When the town receives its annual surtax allocation from the state, those dollars fall into six categories: comprehensive beach management, streets and drainage, parks and recreation improvements, canal dredging, public safety and improvements to public facilities. Each category has a pre-programmed funding cap — and the town will deplete public safety revenues in the 2016-2017 fiscal year.
That means if the Longboat Key Fire Department needed a new fire truck, which Bullock said could cost $800,000, the town would have to dip into the operating budget for the entire cost. In a worst-case scenario, the millage rate would have to increase to accommodate the additional spending.
“I can understand the arguments you're making. I also know there’s an insatiable appetite for money for beaches.” — Vice Mayor Terry Gans
In the preliminary budget for the next fiscal year, the town is slated to use more than $730,000 from the general fund — the municipality’s primary operating budget — for capital spending.
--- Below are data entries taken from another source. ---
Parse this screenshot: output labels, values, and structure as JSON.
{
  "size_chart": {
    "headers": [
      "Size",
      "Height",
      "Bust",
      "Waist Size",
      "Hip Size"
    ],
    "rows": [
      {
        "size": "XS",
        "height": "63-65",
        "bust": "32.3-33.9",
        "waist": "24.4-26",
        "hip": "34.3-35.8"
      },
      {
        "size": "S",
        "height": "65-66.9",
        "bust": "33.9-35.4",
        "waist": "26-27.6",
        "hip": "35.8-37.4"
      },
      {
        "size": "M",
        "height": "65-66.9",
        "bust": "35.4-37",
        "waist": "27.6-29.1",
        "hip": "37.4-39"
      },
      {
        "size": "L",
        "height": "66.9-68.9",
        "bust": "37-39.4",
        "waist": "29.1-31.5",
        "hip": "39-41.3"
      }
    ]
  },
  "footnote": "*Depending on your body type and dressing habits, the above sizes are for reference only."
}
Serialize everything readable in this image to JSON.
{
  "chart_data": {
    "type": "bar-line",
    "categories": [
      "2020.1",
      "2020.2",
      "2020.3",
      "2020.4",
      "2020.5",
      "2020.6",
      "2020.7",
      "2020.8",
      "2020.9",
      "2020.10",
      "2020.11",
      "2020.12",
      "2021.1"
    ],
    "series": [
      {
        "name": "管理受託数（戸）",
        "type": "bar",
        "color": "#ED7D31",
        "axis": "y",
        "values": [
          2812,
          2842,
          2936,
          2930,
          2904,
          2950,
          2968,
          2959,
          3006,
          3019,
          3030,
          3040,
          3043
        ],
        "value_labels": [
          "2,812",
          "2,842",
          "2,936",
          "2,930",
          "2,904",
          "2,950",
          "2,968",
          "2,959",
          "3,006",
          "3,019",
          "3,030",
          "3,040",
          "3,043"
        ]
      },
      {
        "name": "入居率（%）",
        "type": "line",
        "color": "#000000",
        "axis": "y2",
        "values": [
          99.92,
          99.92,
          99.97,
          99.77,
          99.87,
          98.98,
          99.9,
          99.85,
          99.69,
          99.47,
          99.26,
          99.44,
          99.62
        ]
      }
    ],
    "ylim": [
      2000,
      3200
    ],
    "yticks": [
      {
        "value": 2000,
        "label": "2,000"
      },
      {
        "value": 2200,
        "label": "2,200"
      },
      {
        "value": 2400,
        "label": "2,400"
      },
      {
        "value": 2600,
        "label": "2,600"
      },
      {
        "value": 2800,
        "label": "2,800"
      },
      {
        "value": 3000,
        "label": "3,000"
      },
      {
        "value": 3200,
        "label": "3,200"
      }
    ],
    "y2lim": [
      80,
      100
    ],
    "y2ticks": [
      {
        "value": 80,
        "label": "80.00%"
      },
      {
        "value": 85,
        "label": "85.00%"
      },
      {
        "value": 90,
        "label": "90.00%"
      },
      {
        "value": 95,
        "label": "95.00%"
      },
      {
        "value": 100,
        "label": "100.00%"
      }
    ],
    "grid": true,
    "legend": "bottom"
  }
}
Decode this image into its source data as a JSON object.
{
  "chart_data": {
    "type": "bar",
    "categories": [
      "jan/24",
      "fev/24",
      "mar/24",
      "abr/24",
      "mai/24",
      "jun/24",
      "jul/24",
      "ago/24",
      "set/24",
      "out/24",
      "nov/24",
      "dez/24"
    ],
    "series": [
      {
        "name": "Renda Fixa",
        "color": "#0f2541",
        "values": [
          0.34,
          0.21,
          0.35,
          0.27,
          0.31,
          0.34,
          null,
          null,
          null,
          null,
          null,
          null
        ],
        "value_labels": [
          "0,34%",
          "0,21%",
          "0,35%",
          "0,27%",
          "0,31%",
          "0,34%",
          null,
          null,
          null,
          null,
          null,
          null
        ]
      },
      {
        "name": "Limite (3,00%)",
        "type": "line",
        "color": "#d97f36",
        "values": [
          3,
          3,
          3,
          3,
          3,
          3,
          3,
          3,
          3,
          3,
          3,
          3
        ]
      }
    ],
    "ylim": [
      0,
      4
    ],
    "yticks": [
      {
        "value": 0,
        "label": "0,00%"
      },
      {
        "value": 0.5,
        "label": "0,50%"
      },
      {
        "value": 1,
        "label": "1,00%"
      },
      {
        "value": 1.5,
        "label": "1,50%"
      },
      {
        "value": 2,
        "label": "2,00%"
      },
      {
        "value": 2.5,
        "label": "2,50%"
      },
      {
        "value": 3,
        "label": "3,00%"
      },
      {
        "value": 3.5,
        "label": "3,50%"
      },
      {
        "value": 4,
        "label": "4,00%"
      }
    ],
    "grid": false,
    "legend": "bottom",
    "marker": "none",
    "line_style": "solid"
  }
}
That includes a new ambulance estimated at $315,000, a $45,000 refurbishment of a police boats and $75,000 for a new records management system.
“I'm more protective of the general fund because of the large demands on the general fund,” Bullock said.
The town has at least four other revenue streams that pay for beaches, including tourist development taxes, taxing districts, Federal Emergency Management Agency reimbursements after disasters and bonds. Longboat will spend about $11.1 million on beach projects in the 2016-2017 fiscal year, according to the workshop presentation.
“I think you have a strong case here,” said Commissioner Irwin Pastor.
Vice Mayor Terry Gans said he would also like to see an analysis of arguments against changing the funding structure.
“I can understand the arguments you're making,” Gans said. “I also know there’s an insatiable appetite for money for beaches.”
The great unknowns
While commissioners can begin discussing the estimated $16.3 million operating budget 2016-2017 fiscal year, for which Bullock has kept the millage rate steady at 2.1300, several unknown factors could influence future spending.
The town is currently investigating whether its sole wastewater pipe needs to be replaced. If so, that could come with a $19.9 million price tag.
Also, staff have projected a 3% increase in property values, which would add $309,000 to the town’s coffers. But they don’t have the official numbers from the Manatee or Sarasota county property appraisers.
“I always keep my estimates pretty conservative,” Bullock said.